Sorry, it was unwise and inappropriate of me to use the word lawyer. I meant to say that I am not an OpenCL expert (although I have some familiarity with it) and therefore have no well-reasoned or well-formed opinion about what is or should be correct here. I meant “lawyer” in a colloquial sense similar to “language lawyer” i.e. someone who is well versed on the specification of a programming language as well as the correct interpretation of it – I am certainly not that for OpenCL.

Apologies for legal reference or interpretation. Your question is reasonable.

In my view, however, making multiple allocations is not a completely sufficient answer. There is obvious utility in having available a single allocation of desired size, if the platform can support it.

txbob, thanks - bug number forwarded under separate cover.

For the general thread, I bounced this off of a developer who said that for some workloads, separate memory allocations would require branching that would slow down processing for high-performance compute. So if feasible, there would definitely be value in increasing CL_DEVICE_MAX_MEM_ALLOC_SIZE for HPC.

For future subject-matter experts who find this thread:

txbob’s observation that there is a 25% tendency across platforms is correct. Any additional information that leads to a solid explanation for this - and how/why some platform combinations decide to only sometimes make it larger - would be very informative.

And in full disclosure, what I’d filed previously was a support request, not a bug report. txbob guided me through the process for filing a true bug report - much appreciated!

+1

I will be very glad to see CL_DEVICE_MAX_MEM_ALLOC_SIZE increased. Some facts:

  • CUDA has no restrictions on single allocations size. Are there are any major differences in memory handling between CUDA and OpenCL? If so - I am very interested to know about them
  • Nvidia driver in practice seems to successfully allocate single memory chunks (for OpenCL) far beyond result of CL_DEVICE_MAX_MEM_ALLOC_SIZE value, and everything works well (but of course such allocations are inappropriate for production code)

Hi, I was wondering what came of this? Is there a link to the bug report?

The NVIDIA bug nmber is 1872623, but even if I gave you a link you wouldn’t be able to look at it. Bug reports are private, in this case only accessible by the person who filed it (apart from NVIDIA personnel).

The response from the development team at NVIDIA is as follows:

  • The value is intentional. The limit is set based on our understanding of the specification, including participation in the OpenCL forum standards board and our experience with compliance testing results. A detailed justification beyond that probably won’t be forthcoming. As already indicated, this behavior is not unique to NVIDIA platforms.
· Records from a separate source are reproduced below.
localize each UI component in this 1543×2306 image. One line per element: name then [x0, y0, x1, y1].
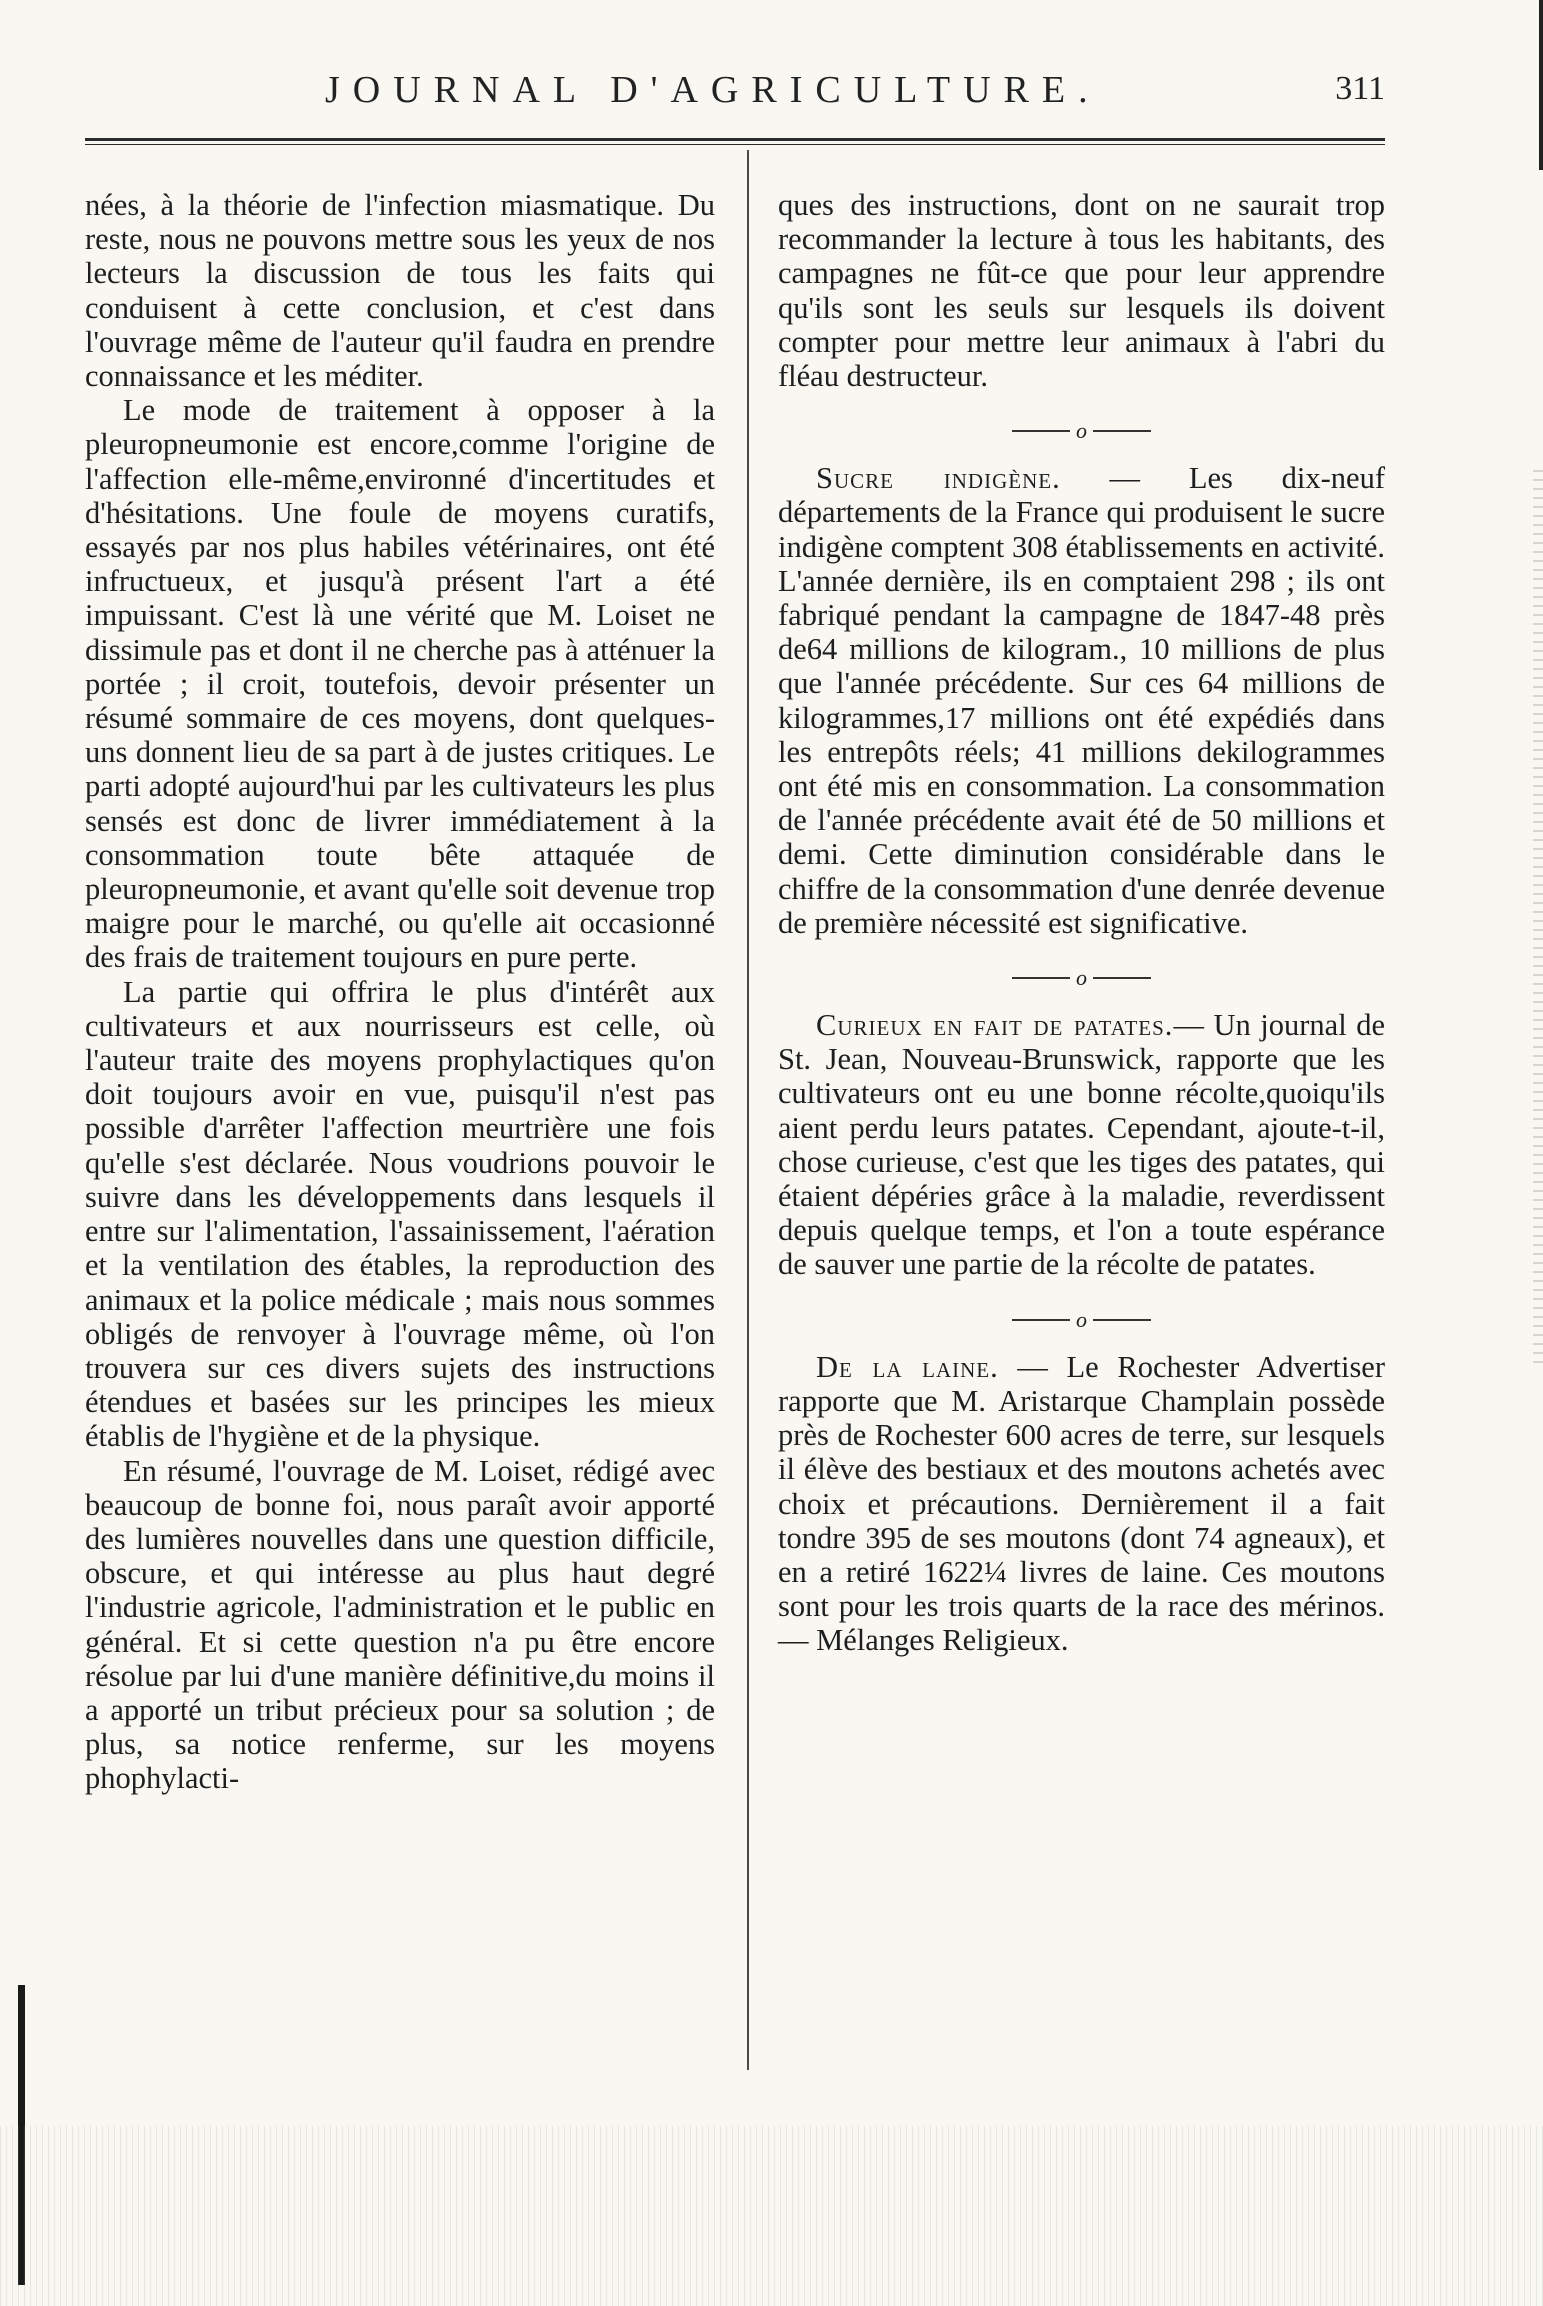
item-title: De la laine. [816, 1349, 999, 1384]
item-body: — Les dix-neuf départements de la France qui produisent le sucre indigène comptent 308 établissements en activité. L'année dernière, ils en comptaient 298 ; ils ont fabriqué pendant la campagne de 1847-48 près de64 millions de kilogram., 10 millions de plus que l'année précédente. Sur ces 64 millions de kilogrammes,17 millions ont été expédiés dans les entrepôts réels; 41 millions dekilogrammes ont été mis en consommation. La consommation de l'année précédente avait été de 50 millions et demi. Cette diminution considérable dans le chiffre de la consommation d'une denrée devenue de première nécessité est significative. [778, 461, 1385, 940]
separator-line [1012, 977, 1070, 979]
section-separator [778, 1294, 1385, 1340]
news-item-sucre [778, 461, 1385, 940]
separator-line [1093, 430, 1151, 432]
paragraph: ques des instructions, dont on ne saurait trop recommander la lecture à tous les habitants, des campagnes ne fût-ce que pour leur apprendre qu'ils sont les seuls sur lesquels ils doivent compter pour mettre leur animaux à l'abri du fléau destructeur. [778, 188, 1385, 394]
separator-mark: o [1076, 418, 1087, 444]
item-title: Sucre indigène. [816, 461, 1061, 496]
journal-title: JOURNAL D'AGRICULTURE. [325, 69, 1101, 111]
separator-line [1012, 430, 1070, 432]
item-body: — Le Rochester Advertiser rapporte que M. Aristarque Champlain possède près de Rochester 600 acres de terre, sur lesquels il élève des bestiaux et des moutons achetés avec choix et précautions. Dernièrement il a fait tondre 395 de ses moutons (dont 74 agneaux), et en a retiré 1622¼ livres de laine. Ces moutons sont pour les trois quarts de la race des mérinos. — Mélanges Religieux. [778, 1349, 1386, 1658]
scan-edge-noise [1533, 470, 1543, 1370]
paragraph: Le mode de traitement à opposer à la pleuropneumonie est encore,comme l'origine de l'affection elle-même,environné d'incertitudes et d'hésitations. Une foule de moyens curatifs, essayés par nos plus habiles vétérinaires, ont été infructueux, et jusqu'à présent l'art a été impuissant. C'est là une vérité que M. Loiset ne dissimule pas et dont il ne cherche pas à atténuer la portée ; il croit, toutefois, devoir présenter un résumé sommaire de ces moyens, dont quelques-uns donnent lieu de sa part à de justes critiques. Le parti adopté aujourd'hui par les cultivateurs les plus sensés est donc de livrer immédiatement à la consommation toute bête attaquée de pleuropneumonie, et avant qu'elle soit devenue trop maigre pour le marché, ou qu'elle ait occasionné des frais de traitement toujours en pure perte. [85, 393, 715, 975]
item-title: Curieux en fait de patates. [816, 1008, 1174, 1043]
page-number: 311 [1335, 70, 1385, 107]
header-double-rule [85, 138, 1385, 145]
column-divider [747, 150, 749, 2070]
scan-bottom-noise [0, 2126, 1543, 2306]
separator-line [1093, 1319, 1151, 1321]
right-column [778, 188, 1385, 1658]
paragraph: nées, à la théorie de l'infection miasmatique. Du reste, nous ne pouvons mettre sous les yeux de nos lecteurs la discussion de tous les faits qui conduisent à cette conclusion, et c'est dans l'ouvrage même de l'auteur qu'il faudra en prendre connaissance et les méditer. [85, 188, 715, 394]
scan-edge-mark [1539, 0, 1543, 170]
item-body: — Un journal de St. Jean, Nouveau-Brunswick, rapporte que les cultivateurs ont eu une bonne récolte,quoiqu'ils aient perdu leurs patates. Cependant, ajoute-t-il, chose curieuse, c'est que les tiges des patates, qui étaient dépéries grâce à la maladie, reverdissent depuis quelque temps, et l'on a toute espérance de sauver une partie de la récolte de patates. [778, 1008, 1385, 1282]
separator-line [1012, 1319, 1070, 1321]
section-separator [778, 952, 1385, 998]
news-item-patates [778, 1008, 1385, 1282]
separator-mark: o [1076, 965, 1087, 991]
paragraph: En résumé, l'ouvrage de M. Loiset, rédigé avec beaucoup de bonne foi, nous paraît avoir apporté des lumières nouvelles dans une question difficile, obscure, et qui intéresse au plus haut degré l'industrie agricole, l'administration et le public en général. Et si cette question n'a pu être encore résolue par lui d'une manière définitive,du moins il a apporté un tribut précieux pour sa solution ; de plus, sa notice renferme, sur les moyens phophylacti- [85, 1453, 715, 1796]
separator-line [1093, 977, 1151, 979]
news-item-laine [778, 1350, 1385, 1658]
section-separator [778, 405, 1385, 451]
left-column [85, 188, 715, 1796]
separator-mark: o [1076, 1306, 1087, 1332]
running-header [95, 62, 1385, 122]
paragraph: La partie qui offrira le plus d'intérêt aux cultivateurs et aux nourrisseurs est celle, où l'auteur traite des moyens prophylactiques qu'on doit toujours avoir en vue, puisqu'il n'est pas possible d'arrêter l'affection meurtrière une fois qu'elle s'est déclarée. Nous voudrions pouvoir le suivre dans les développements dans lesquels il entre sur l'alimentation, l'assainissement, l'aération et la ventilation des étables, la reproduction des animaux et la police médicale ; mais nous sommes obligés de renvoyer à l'ouvrage même, où l'on trouvera sur ces divers sujets des instructions étendues et basées sur les principes les mieux établis de l'hygiène et de la physique. [85, 974, 715, 1454]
  • Developers can try to allocate more memory than CL_DEVICE_MAX_MEM_ALLOC_SIZE, but the successful allocation is not guaranteed (this is same for any allocation call). The developers should check for error returned by clCreateBuffer and use the allocation only if the call returns CL_SUCCESS

It’s already been indicated in this thread that developers can successfully allocate more than this “limit”, in practice, in some situations.

Ok, thanks for sharing the response from the dev team.